人生100年時代が到来するといわれている。寿命は延びる一方、生涯収入は1990年代と比べ減少し、退職金は激減。年金の受給年齢は5年引き上げられ、社会保障費も削られ、金利はほぼゼロ。企業にも国にも頼れない時代、充実した定年後を生きるにはどうすればいいのか。83歳の現役ビジネスマンにして『定年前後の「やってはいけない」 人生100年時代の生き方、働き方』の著者、郡山史郎氏が、定年後の賢い働き方について解説する。
「不本意な人事」でも前向きであれ
前回と前々回では、定年前後にやってはいけないことを具体的な事例を挙げながら紹介してきた。今回は、「幸せな定年後」を過ごすために、「やったほうがいいこと」を紹介する。

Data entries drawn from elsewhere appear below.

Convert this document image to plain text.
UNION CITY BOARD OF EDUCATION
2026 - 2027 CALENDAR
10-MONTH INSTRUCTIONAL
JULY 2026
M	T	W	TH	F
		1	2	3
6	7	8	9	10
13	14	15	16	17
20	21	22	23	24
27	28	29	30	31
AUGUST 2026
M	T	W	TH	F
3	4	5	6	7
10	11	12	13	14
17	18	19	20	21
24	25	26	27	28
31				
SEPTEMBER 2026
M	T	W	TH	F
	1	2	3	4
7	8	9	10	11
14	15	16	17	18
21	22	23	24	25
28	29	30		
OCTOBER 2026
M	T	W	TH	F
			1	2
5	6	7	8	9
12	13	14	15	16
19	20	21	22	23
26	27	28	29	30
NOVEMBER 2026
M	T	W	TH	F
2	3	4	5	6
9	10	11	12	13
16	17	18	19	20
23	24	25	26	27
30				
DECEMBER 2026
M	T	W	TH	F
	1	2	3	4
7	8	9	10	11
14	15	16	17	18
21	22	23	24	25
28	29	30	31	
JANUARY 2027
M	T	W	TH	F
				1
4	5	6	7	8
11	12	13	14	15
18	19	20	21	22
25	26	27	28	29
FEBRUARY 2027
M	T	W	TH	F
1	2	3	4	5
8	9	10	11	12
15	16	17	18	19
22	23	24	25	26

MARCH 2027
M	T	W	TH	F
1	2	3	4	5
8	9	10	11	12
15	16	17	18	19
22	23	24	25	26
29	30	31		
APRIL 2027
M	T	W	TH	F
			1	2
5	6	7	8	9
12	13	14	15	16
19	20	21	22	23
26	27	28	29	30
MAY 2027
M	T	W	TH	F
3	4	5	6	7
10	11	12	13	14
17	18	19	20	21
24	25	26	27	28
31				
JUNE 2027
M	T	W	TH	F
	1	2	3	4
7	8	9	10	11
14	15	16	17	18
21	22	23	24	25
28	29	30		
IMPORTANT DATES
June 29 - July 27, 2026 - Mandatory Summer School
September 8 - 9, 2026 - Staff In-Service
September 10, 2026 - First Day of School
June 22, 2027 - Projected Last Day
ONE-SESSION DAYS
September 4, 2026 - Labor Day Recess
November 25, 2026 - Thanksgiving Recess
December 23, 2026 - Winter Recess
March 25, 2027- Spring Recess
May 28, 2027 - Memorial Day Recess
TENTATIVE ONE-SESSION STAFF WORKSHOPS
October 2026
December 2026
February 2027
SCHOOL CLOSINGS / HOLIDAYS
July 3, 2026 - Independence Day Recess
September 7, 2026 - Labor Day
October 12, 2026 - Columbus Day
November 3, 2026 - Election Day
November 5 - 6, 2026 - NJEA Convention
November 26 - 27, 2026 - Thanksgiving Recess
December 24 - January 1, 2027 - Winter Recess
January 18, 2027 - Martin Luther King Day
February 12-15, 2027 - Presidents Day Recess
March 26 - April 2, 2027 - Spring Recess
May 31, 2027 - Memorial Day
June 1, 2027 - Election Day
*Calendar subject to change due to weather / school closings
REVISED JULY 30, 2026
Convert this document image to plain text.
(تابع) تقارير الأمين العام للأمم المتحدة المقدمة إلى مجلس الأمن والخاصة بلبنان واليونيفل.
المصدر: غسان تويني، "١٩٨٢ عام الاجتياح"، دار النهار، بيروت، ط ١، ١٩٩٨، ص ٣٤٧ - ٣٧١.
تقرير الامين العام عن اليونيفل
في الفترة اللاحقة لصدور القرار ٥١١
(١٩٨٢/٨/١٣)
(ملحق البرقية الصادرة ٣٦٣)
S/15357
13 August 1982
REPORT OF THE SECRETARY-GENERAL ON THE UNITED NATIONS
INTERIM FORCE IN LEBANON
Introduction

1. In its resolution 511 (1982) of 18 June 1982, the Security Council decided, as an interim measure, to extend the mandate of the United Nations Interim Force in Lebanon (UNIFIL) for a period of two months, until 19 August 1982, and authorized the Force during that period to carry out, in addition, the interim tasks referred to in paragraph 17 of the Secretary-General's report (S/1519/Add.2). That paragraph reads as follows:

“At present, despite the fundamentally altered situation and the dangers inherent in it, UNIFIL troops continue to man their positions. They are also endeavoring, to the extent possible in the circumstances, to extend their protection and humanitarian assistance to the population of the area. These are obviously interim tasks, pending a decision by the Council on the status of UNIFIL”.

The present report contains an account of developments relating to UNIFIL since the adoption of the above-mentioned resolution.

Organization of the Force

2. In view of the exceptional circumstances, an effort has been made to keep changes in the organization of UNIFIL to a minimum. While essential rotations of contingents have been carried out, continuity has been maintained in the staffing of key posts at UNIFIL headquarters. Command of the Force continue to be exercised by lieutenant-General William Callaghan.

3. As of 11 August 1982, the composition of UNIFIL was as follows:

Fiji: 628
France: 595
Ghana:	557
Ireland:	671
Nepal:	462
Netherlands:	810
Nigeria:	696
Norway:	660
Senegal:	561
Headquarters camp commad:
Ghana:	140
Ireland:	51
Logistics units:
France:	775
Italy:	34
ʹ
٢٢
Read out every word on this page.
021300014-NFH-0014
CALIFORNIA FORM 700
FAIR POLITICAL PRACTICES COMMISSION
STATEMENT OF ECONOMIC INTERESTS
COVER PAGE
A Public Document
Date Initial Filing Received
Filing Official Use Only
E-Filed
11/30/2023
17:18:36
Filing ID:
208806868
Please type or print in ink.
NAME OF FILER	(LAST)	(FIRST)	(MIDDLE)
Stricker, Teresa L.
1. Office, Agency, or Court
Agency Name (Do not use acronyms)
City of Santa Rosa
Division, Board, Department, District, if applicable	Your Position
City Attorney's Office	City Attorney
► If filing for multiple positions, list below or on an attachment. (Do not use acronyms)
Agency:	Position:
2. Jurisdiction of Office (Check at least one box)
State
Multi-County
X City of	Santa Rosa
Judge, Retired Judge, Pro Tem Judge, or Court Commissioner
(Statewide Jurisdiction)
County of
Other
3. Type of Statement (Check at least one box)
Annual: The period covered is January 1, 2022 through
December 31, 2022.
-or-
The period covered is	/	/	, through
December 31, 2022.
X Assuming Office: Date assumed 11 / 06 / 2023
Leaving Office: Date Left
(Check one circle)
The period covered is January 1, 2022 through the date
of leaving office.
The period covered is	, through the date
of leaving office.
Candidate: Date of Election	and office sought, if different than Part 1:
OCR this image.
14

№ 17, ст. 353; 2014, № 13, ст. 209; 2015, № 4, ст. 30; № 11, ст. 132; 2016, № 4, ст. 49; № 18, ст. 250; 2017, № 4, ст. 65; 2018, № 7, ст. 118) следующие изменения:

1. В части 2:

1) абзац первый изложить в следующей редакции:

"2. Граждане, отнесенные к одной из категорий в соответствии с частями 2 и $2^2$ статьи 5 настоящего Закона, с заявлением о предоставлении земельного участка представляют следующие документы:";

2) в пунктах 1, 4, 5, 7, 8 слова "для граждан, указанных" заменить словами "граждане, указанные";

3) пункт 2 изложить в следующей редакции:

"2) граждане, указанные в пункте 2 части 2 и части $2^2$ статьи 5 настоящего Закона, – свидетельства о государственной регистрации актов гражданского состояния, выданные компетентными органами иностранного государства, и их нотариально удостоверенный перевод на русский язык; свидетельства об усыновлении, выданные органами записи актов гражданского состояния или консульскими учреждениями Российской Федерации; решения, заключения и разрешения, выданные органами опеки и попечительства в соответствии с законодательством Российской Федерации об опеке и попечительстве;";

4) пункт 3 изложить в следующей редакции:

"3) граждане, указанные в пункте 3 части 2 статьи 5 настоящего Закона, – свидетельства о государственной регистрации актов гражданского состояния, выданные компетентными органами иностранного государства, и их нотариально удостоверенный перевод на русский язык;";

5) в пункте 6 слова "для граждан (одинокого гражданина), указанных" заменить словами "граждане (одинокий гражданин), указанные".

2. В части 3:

まずは会社での働き方について。「意に沿わない異動の内示が出たのですが、転職した方がいいでしょうか」と尋ねてくるビジネスマンは、思いのほか多い。そんなとき、私はいつも「会社の命令に従いなさい」とアドバイスしている。
私自身、異動の指示に背いたことは一度もないし異動の理由を聞いたことさえない。異動には必ず会社側の理由があるのだから、それを問いただしたところで覆るわけもない。また、異動を断りでもしたら、必ずといっていいほど後の昇格・昇給などで痛い目に遭う。
異動は自分の意思とは関係のないところで決まることが多いので、納得できる場合もあれば、できない場合もある。しかし、どんな異動でも受け入れた方がキャリアの幅が広がるし、思いもよらない楽しみがついてくる場合がある。だから、まずは社命に従い、やるだけやってみることが大事だ。